Era 15:00, hora da nossa meditação da tarde. Esta foi a primeira vez em
nossa meditação da tarde que não seria guiada pela japonesa e sim, por um dos
homens que sempre guiou nosso ritual de purificação matinal. Ele era muito
quieto e tímido, cabelos escuros e brilhantes e olhos penetrantes. Eu nunca me
senti confortável falando muito com ele. Ele sempre foi tão sério e muito dedi-
cado ao seu caminho espiritual, que se misturar socialmente não fazia parte
disso.

Ele sentou em sua esteira de yoga e explicou que hoje nossa aula seria uma
meditação de dança. Ele iria colocar muitos sons diferentes e podíamos apenas
fechar os olhos e dançar. Dançar com a melodia da nossa alma e deixar tudo de
lado. Eu amei a ideia desta meditação. Eu amo dançar e música é o que sempre
traz o melhor de mim.

A música alta estava ligada e eu estava dançando.

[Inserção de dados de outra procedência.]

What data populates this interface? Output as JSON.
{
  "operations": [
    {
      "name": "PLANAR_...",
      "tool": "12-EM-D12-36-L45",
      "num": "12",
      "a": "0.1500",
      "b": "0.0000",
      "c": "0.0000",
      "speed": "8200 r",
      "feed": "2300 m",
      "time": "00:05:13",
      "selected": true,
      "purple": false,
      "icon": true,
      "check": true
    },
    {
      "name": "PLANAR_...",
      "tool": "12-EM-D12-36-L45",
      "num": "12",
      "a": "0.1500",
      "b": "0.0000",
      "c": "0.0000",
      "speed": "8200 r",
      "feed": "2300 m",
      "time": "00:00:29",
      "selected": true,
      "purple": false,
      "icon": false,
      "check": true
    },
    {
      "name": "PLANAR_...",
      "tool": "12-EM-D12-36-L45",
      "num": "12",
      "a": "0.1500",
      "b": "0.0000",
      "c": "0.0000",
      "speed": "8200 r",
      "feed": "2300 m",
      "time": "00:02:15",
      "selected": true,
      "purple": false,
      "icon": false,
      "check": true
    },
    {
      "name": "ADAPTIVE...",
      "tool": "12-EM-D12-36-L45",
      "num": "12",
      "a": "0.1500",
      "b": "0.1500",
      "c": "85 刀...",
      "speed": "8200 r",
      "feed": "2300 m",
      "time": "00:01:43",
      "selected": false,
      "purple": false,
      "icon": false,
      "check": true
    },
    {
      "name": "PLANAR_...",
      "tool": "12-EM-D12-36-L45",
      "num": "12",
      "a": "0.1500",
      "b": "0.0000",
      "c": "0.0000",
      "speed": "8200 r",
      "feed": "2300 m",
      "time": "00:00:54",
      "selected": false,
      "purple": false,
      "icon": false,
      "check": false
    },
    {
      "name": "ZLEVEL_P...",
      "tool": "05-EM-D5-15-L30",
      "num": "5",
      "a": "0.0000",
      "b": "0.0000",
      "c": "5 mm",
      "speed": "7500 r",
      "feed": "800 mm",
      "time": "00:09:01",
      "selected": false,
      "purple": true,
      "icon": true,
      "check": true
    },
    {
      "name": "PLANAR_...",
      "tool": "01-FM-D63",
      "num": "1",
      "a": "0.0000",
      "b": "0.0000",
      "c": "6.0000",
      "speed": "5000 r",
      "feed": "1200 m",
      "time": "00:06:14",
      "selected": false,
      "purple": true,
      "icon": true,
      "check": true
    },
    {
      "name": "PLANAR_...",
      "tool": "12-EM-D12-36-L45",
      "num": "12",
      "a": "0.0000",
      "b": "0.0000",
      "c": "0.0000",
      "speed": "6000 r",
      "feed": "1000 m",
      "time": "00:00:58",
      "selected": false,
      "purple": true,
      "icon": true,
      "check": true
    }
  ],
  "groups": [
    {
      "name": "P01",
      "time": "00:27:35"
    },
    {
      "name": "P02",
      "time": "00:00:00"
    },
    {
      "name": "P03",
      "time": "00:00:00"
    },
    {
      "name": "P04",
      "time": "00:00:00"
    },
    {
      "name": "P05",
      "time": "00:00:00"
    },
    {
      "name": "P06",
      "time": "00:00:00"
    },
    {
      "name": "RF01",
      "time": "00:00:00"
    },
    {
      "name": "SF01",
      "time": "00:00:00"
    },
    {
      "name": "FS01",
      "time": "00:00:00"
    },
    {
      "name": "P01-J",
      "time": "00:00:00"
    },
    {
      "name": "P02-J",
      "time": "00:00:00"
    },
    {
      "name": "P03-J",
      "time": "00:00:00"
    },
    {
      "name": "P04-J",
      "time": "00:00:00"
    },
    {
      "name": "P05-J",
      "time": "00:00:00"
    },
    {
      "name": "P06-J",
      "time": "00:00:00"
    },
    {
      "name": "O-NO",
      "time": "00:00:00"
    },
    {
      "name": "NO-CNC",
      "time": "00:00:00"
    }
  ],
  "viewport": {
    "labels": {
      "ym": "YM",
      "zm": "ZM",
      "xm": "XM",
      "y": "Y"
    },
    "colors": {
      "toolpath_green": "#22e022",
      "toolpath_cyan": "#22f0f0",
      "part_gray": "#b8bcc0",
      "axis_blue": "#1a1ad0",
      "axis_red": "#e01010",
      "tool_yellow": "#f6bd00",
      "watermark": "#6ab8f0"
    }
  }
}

Eu sabia que precisava


ficar ciente do meu espaço porque estávamos em um lugar relativamente
pequeno e havia cerca de dez de nós. No começo eu me senti tão estranha e
desajeitada. Mas enquanto eu dançava, deixei a música me soltar. Eu sempre
gostei de dançar, mas eu estava pensando: "Estamos todas de olhos fechados,
este homem disse que ele ficaria de olho em nós para ter certeza se ninguém ia
bater a cabeça na parede. Então ele deve ter os seus olhos abertos apenas
olhando para nós. Eu odiava aquela ideia. Lembrava dos pervertidos na comu-
nidade onde eu morava e que iam pedir às mulheres para dançar para eles e
diziam para as mulheres imaginarem que elas estavam dançando para Jesus.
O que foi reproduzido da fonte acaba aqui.